Born into a family of musicians in 1931, his versatility, disciplined approach, matched by exquisite phrasing, gave him the ability to convey differing moods like few other guitarists. He was a consummate sideman who was admired by all who worked with him and when he stepped out into the spotlight his understated, yet passionate, technique forced one to listen intently
He began playing guitar at the age of 12, frequenting the jazz clubs of his native Detroit while still in high school. By the time he was seventeen he was already an appreciated jazz artist in his hometown and after his graduation from university in 1955 he moved to New York City in 1956 and recorded with Billie Holiday for the album that became ‘Lady Sings the Blues’ on Clef and later on Verve. A few months later he recorded again with Lady Day in ‘Her Orchestra’ that included Roy Eldridge, Coleman Hawkins and Chico Hamilton at Carnegie Hall.
Unusually, Burrell made his first appearance for Blue Note as a leader on the appropriately titled Introducing Kenny Burrell in 1956 – unusually, because most musicians played the role of a sideman before getting the opportunity to lead their own session. At that time he was still only 24 years old, having made his recording debut with Dizzy Gillespie’s band when still a teenager. Before his Blue Note debut he toured with Oscar Peterson’s trio – such was his talent.
His sessions were so numerous that just by concentrating on those for Verve artists he recorded with Illinois Jacquet in 1958, the following year with Blossom Dearie and in 1961 with Gary McFarland. It was in 1963 that Burrell got seriously busy with Verve sessions recording with Claus Ogerman and the Wynton Kelly Quartet, Johnny Hodges, Kai Winding and then with Jimmy Smith as part of his orchestra before a July session where he received co-billing with the organist on the album that was called ‘Blue Bash’. He even had a minor hit on the Billboard chart with ‘What’d I Say’. Before the year was out there were sessions as part of the Gil Evans Orchestra and with Stan Getz.
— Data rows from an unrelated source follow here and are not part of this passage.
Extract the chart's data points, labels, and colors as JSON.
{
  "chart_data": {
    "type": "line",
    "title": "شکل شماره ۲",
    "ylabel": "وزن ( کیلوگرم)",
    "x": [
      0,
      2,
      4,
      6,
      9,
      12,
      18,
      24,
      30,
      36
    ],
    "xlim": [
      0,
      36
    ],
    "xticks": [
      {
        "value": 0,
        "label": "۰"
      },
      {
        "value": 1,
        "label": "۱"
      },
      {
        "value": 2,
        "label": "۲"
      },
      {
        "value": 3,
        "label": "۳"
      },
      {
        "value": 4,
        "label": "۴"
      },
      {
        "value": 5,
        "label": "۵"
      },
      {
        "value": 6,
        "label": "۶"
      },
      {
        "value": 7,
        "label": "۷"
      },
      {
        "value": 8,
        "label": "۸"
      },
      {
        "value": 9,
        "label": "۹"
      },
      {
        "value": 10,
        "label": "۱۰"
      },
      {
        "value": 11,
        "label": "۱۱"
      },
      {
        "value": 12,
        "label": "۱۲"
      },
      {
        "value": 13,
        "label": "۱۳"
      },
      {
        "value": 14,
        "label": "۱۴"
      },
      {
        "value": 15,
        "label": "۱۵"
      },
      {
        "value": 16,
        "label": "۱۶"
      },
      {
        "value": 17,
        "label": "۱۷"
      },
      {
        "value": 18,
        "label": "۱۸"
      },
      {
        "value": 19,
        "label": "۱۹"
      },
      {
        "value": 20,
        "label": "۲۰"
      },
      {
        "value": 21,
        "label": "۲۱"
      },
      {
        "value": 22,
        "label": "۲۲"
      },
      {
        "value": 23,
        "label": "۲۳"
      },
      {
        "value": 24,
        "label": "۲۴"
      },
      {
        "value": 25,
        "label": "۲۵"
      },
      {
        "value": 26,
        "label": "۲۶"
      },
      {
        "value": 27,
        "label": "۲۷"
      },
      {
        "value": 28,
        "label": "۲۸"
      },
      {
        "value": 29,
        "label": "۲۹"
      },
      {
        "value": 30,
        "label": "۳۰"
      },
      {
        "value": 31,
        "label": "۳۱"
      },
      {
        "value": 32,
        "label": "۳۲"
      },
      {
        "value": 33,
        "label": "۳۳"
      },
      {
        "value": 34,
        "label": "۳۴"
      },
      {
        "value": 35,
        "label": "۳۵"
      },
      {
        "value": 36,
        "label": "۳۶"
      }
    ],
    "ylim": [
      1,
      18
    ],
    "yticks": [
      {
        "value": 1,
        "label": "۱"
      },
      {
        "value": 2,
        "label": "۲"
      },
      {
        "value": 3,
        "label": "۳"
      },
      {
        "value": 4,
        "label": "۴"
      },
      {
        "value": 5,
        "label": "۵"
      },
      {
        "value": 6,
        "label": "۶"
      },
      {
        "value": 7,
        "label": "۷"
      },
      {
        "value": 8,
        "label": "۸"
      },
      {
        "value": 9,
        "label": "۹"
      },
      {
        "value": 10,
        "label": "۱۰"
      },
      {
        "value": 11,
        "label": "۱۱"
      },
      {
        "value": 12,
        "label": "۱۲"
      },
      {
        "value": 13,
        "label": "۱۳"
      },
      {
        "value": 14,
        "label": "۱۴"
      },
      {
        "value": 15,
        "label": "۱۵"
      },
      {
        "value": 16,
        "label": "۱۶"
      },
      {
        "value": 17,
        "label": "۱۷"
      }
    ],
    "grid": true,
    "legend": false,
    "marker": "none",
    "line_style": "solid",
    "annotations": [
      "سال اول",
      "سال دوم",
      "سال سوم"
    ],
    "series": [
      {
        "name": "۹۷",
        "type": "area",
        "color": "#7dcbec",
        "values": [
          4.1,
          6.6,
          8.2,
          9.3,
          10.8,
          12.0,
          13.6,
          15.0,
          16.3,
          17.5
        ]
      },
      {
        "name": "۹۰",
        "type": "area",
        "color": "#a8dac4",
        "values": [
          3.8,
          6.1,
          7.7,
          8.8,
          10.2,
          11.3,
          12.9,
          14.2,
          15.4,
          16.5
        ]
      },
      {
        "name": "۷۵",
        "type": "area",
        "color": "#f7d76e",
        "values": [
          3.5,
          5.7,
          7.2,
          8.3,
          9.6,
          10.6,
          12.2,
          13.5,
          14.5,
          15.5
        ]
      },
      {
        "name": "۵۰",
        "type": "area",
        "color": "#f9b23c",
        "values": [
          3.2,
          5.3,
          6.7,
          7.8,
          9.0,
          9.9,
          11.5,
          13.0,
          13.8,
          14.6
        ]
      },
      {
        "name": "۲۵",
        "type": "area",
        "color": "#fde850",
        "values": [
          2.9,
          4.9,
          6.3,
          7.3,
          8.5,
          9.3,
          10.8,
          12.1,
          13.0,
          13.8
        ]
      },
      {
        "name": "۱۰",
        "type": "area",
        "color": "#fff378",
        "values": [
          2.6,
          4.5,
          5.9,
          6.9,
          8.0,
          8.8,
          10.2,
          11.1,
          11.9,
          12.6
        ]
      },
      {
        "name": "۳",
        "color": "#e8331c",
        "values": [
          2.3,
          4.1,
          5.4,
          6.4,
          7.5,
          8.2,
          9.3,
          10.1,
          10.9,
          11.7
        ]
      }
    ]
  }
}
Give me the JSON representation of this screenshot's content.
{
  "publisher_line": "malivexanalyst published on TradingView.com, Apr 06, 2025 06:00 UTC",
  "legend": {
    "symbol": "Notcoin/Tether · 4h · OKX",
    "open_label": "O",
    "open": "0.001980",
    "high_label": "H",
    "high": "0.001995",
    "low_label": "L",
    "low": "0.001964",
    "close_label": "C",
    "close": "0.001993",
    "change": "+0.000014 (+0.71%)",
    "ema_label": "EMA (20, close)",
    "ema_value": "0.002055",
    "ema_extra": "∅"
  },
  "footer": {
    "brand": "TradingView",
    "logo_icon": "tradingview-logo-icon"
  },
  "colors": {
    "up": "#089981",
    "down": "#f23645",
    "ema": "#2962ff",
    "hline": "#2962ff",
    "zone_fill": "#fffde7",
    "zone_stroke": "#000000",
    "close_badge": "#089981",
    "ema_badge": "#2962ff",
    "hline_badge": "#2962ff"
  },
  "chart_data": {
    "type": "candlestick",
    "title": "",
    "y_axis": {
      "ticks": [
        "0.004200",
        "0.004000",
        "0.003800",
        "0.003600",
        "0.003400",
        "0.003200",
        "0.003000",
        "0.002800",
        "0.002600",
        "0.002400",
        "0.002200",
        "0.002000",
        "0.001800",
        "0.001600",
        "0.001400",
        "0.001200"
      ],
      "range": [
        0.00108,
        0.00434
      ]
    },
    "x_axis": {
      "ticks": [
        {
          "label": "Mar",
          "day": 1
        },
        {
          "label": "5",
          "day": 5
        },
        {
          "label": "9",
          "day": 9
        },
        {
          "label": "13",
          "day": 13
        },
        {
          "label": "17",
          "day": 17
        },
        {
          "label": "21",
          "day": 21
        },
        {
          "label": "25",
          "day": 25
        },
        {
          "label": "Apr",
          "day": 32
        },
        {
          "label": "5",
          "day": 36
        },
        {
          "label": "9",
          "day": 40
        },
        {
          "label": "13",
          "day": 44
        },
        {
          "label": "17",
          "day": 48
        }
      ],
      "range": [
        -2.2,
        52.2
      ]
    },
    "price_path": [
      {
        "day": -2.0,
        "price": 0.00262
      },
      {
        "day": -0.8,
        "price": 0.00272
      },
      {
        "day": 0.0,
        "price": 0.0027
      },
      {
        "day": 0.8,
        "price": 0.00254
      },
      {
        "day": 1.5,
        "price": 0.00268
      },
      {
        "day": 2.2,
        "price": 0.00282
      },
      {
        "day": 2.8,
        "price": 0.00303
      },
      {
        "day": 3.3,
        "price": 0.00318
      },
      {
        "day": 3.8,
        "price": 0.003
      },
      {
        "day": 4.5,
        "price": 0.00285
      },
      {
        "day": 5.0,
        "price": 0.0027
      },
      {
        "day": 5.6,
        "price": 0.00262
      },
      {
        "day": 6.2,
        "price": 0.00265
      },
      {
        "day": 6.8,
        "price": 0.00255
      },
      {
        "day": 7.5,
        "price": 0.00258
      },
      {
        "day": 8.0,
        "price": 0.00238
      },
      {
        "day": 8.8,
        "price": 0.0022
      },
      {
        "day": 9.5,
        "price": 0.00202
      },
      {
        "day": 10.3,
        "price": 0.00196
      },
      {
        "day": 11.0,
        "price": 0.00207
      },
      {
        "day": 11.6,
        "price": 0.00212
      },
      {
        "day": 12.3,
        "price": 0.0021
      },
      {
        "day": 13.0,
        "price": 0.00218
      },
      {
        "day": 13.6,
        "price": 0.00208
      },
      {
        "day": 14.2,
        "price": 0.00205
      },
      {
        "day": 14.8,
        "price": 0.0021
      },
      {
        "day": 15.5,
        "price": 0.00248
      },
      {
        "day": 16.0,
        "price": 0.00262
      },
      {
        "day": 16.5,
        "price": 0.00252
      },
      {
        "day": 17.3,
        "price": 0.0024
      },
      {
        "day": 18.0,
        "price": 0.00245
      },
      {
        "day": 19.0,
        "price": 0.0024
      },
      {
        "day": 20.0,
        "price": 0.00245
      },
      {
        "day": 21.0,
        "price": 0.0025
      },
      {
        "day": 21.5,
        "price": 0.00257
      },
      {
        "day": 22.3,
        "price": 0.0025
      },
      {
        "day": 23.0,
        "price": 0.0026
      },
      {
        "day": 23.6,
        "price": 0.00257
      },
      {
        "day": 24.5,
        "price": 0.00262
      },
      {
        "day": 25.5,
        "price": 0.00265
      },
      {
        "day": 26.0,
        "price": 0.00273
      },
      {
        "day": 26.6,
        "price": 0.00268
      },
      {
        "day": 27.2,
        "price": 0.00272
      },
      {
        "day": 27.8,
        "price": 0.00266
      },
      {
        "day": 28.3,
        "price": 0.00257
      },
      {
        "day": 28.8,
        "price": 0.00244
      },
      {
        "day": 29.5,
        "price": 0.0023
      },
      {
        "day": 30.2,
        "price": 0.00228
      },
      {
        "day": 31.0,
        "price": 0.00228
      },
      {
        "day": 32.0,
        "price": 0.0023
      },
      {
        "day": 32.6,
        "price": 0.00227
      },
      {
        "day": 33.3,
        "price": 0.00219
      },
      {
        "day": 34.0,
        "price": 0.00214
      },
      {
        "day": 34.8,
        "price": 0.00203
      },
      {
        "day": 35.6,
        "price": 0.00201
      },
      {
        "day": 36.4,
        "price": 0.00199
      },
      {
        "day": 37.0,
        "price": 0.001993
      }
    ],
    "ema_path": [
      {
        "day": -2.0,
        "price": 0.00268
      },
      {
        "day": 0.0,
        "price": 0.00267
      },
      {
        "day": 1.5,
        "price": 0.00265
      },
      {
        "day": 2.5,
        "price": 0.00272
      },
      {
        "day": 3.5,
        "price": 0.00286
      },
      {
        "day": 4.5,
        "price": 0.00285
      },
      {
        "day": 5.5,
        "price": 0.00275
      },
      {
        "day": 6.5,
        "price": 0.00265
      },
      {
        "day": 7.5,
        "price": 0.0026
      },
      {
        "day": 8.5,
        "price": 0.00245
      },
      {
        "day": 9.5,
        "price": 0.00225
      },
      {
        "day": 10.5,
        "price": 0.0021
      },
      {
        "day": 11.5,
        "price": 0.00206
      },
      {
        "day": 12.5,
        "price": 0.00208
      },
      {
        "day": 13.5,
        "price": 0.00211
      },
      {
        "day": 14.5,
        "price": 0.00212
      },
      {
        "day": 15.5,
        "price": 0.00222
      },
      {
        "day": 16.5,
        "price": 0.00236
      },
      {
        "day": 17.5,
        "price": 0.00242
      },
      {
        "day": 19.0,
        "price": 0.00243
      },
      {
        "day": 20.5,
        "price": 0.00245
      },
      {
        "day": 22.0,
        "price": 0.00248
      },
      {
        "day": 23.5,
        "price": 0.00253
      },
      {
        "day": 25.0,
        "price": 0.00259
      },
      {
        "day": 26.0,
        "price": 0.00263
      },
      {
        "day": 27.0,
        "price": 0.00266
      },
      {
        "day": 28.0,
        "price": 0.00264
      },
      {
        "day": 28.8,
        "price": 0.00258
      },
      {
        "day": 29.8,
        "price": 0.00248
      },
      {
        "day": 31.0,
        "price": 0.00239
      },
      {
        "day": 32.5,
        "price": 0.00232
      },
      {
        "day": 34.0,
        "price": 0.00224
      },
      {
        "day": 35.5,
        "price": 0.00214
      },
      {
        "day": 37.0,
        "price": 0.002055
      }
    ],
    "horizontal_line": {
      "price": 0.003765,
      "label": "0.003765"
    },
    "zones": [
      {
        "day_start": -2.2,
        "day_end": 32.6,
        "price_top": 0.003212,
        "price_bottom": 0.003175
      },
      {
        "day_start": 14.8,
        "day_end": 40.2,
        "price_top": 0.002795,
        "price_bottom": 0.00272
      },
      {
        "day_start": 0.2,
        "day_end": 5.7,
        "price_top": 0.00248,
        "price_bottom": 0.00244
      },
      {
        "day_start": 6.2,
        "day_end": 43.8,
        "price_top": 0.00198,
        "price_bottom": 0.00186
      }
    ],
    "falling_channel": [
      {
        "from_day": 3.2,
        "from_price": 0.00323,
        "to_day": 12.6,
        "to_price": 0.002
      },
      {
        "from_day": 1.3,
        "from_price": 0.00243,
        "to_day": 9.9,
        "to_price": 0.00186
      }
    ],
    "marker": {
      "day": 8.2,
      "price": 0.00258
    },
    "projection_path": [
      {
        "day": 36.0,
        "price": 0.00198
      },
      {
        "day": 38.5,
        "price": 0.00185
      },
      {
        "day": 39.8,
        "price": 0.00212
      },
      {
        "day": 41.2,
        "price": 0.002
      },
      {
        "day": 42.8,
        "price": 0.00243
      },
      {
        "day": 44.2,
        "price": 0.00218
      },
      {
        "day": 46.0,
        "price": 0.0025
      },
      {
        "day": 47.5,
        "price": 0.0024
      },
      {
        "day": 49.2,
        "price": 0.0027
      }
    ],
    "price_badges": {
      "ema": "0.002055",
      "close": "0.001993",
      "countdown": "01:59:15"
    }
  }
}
1964 was equally as busy with sessions for many of the same people as the previous year and it culminated in his own album, ‘Guitar Forms’ backed by the Gil Evans Orchestra. Among his 1965 sessions were several for the Jimmy Smith album, ‘Organ Grinder Swing’ and others for Astrud Gilberto. In 1966 he began work on the album that became ‘A Generation Ago Today’ which he finished in 1967 the year he recorded, ‘Blues -The Common Ground’. He recorded ‘Night Song’ in 1968 before he cut the wonderful ‘Asphalt Canyon Sweet’ in 1969, which perfectly illustrates just how good Kenny Burrell is, as a guitarist.
Besides those already mentioned he worked with John Coltrane, Gene Ammons, Bill Evans, Yusef Lateef, Sonny Rollins and Stanley Turrentine among a who’s who of late twentieth century jazz greats. Yet by the early 1970s, his interests turned more to the world of academia, yet he still continued to record and may well have worked on over two hundred albums. Kenny is the founder and director of the Jazz Studies Program at UCLA as well as President Emeritus of the Jazz Heritage Foundation.
If you want the perfect album to show the world that jazz and the blues are much more than ‘kissing cousins’, then ‘Midnight Blue’ is it. When B. B. King said, ‘Jazz is the big brother of the blues. If a guy’s playing blues he’s in high school. When he starts playing jazz it’s like going on to college,’ it’s tempting to think he might have had this album in mind. From the very first track, it’s clear why this album was so popular when it was released and has remained so ever since. It oozes early 1960s sophistication, like the soundtrack to a movie about love gone sour in Manhattan’s Upper West Side. Nice!
It’s been called ‘as elegant a record as the label ever released’, and it’s impossible to disagree. From the opening of ‘Chittlins Con Carne’, highlighting Turrentine’s distant horn and Burrell’s answering guitar it is moodiness personified. With the exception of ‘Mule’, composed by Holley (Mule was his nickname) and the Andy Razaf and Don Redman standard, ‘Gee Baby Ain’t I Good to You’, all the tunes are Burrell originals. The most personal and intimate is his solo guitar rendition of ‘Soul Lament’. Turrentine plays sweetly throughout, never dominating, always complementing. This was Holley and English’s first, and just about only, date for Blue Note.